Bu arada Elif ben Elif Yılmaz 20 yaşında kendi halinde sıradan bir kızdım ta ki annem vefat edene kadar.Annemin ölümünü henüz atlatamadan babam ve abim bana hayatımın ikinci şokunu yaşattılar.Üniversite sınavlarına deli gibi hazırlanmış ve emeklerimin karşılığını almıştım.Özel bir üniversitenin psikoloji bölümüne yüzde yüz bursla yerleşmiştim fakat hevesşm kursağımda kalmıştı babama sınav sonucunu söyleyemeden o akşam eve görücü gelmiş ve babam fikrimi dahi sormadan beni o sümsük Ferhata vermişti.Durum böyle olunca bana fazla seçenek bırakmayan babama söylene söylene gizlice üniversite kaydımı tamamlamış internet üzerinden yurt başvurumu yapmış hatta part time bir kaç iş başvurusunda bulunmuştum.Bir hafta öncesinden otobüs biletimi de alınca kaçışa hazırdım.Yaklaşık 7 saat sonra İstanbulda olacaktım.Bu hayalle tekrar gülümsedim ve otobüsün orta sıralarında olan 17. koltuğa yerleşip gözlerimi huzurla kapadım.Yeni hayatımın bana neler getireeğini bilmeden.
1 AY SONRA
Çalan alarma sinirle gözlerimi dikip,içimden söve söve uyandım.Okullar açılalı yaklaşık bir ay olmuştu ve ben bu süre zarfnda hem çalışıp hem okula devam etmeye çalışıyordum.Allahtan okula ve yurda çabuk alışabilmiştim hatta bi kaç akadaş bile edinmiştim. Paytak adımlarla dolabıma ilerleyip dar paça siyah bir kot ve üzerine kırmızı askılı bir body ile üzerime salaş siyah hırkamı geçirmiştim.

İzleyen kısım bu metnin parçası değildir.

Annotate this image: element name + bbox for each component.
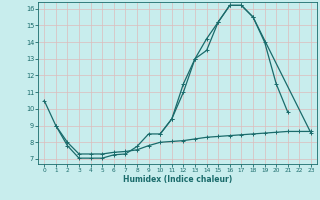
X-axis label: Humidex (Indice chaleur): Humidex (Indice chaleur) bbox=[123, 175, 232, 184]
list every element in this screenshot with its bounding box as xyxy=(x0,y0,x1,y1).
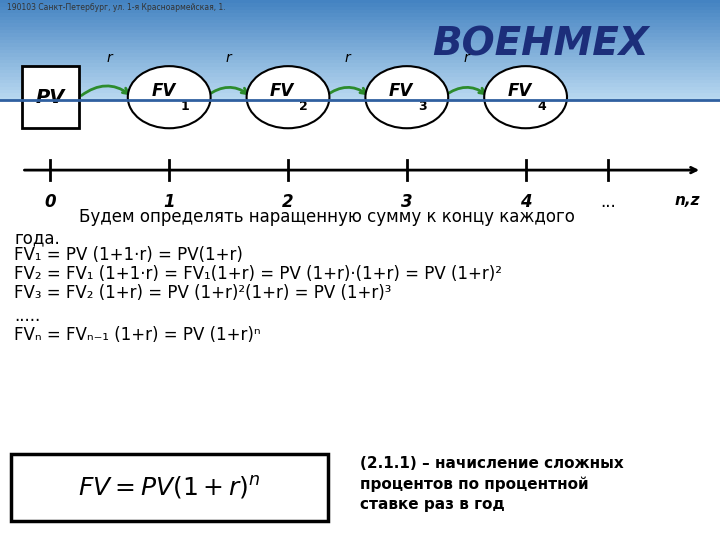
Text: FV: FV xyxy=(389,82,413,100)
Bar xyxy=(0,83,720,86)
Ellipse shape xyxy=(246,66,329,128)
Text: ...: ... xyxy=(600,193,616,211)
Bar xyxy=(0,86,720,90)
Text: 1: 1 xyxy=(181,100,189,113)
Bar xyxy=(0,30,720,33)
Bar xyxy=(0,17,720,20)
Text: 2: 2 xyxy=(300,100,308,113)
Bar xyxy=(0,50,720,53)
Text: r: r xyxy=(107,51,112,65)
Bar xyxy=(0,90,720,93)
Text: процентов по процентной: процентов по процентной xyxy=(360,477,589,492)
Text: года.: года. xyxy=(14,230,60,247)
Text: Будем определять наращенную сумму к концу каждого: Будем определять наращенную сумму к конц… xyxy=(58,208,575,226)
Ellipse shape xyxy=(127,66,210,128)
Bar xyxy=(0,43,720,46)
Bar xyxy=(0,60,720,63)
Bar xyxy=(0,3,720,6)
Text: FV₃ = FV₂ (1+r) = PV (1+r)²(1+r) = PV (1+r)³: FV₃ = FV₂ (1+r) = PV (1+r)²(1+r) = PV (1… xyxy=(14,284,392,301)
Bar xyxy=(0,70,720,73)
Text: ставке раз в год: ставке раз в год xyxy=(360,497,505,512)
Bar xyxy=(0,33,720,37)
Bar xyxy=(0,77,720,80)
Text: 190103 Санкт-Петербург, ул. 1-я Красноармейская, 1.: 190103 Санкт-Петербург, ул. 1-я Красноар… xyxy=(7,3,226,12)
Text: (2.1.1) – начисление сложных: (2.1.1) – начисление сложных xyxy=(360,456,624,471)
Bar xyxy=(0,80,720,83)
Bar xyxy=(0,14,720,17)
FancyBboxPatch shape xyxy=(22,66,79,128)
Text: r: r xyxy=(226,51,231,65)
Bar xyxy=(0,10,720,14)
Bar xyxy=(0,93,720,97)
Text: FVₙ = FVₙ₋₁ (1+r) = PV (1+r)ⁿ: FVₙ = FVₙ₋₁ (1+r) = PV (1+r)ⁿ xyxy=(14,326,261,343)
Bar xyxy=(0,26,720,30)
Bar xyxy=(0,20,720,23)
Text: 1: 1 xyxy=(163,193,175,211)
Text: 4: 4 xyxy=(537,100,546,113)
Bar xyxy=(0,97,720,100)
Text: 0: 0 xyxy=(45,193,56,211)
Text: BOEHMEX: BOEHMEX xyxy=(432,26,649,64)
Text: r: r xyxy=(464,51,469,65)
Bar xyxy=(0,66,720,70)
Bar xyxy=(0,57,720,60)
Text: FV: FV xyxy=(151,82,176,100)
Bar xyxy=(0,23,720,26)
Text: .....: ..... xyxy=(14,307,40,325)
Bar xyxy=(0,63,720,66)
Ellipse shape xyxy=(485,66,567,128)
Text: $FV = PV(1 + r)^n$: $FV = PV(1 + r)^n$ xyxy=(78,474,261,501)
Text: 3: 3 xyxy=(401,193,413,211)
Text: FV: FV xyxy=(270,82,294,100)
Text: n,z: n,z xyxy=(675,193,701,208)
Ellipse shape xyxy=(365,66,448,128)
Bar xyxy=(0,40,720,43)
FancyBboxPatch shape xyxy=(11,454,328,521)
Text: FV: FV xyxy=(508,82,532,100)
Text: FV₂ = FV₁ (1+1·r) = FV₁(1+r) = PV (1+r)·(1+r) = PV (1+r)²: FV₂ = FV₁ (1+1·r) = FV₁(1+r) = PV (1+r)·… xyxy=(14,265,503,282)
Bar xyxy=(0,53,720,57)
Text: 2: 2 xyxy=(282,193,294,211)
Bar xyxy=(0,37,720,40)
Bar xyxy=(0,6,720,10)
Bar xyxy=(0,73,720,77)
Text: r: r xyxy=(345,51,350,65)
Text: PV: PV xyxy=(36,87,65,107)
Text: 3: 3 xyxy=(418,100,427,113)
Bar xyxy=(0,0,720,3)
Text: FV₁ = PV (1+1·r) = PV(1+r): FV₁ = PV (1+1·r) = PV(1+r) xyxy=(14,246,243,264)
Text: 4: 4 xyxy=(520,193,531,211)
Bar xyxy=(0,46,720,50)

Saate bakmayı akıl ettiğimde ise derse 20 dakika kalmış olması nihayet adımlarımı hızlandırmamı sağlamıştı Yurt kapısından çıkarken Esrayı görüp yanına yaklaşmıştım.Karşılıklı günaydınlaştıktan sonra o kendi amfisine ben ise kendi amfime doğru yol aldım.Orta sıralardan birine yerleşip dersi dinlemeye başladım.Hoca sonunda ara vermişti cidden biran hiç bitmeyecek sanmıştım. hızlı adımlarla cafeye doğru ilerleyip arka masalardan birine yerleştim ve O'nunla göz göze geldim. Mehmet Giray ARSLAN'la.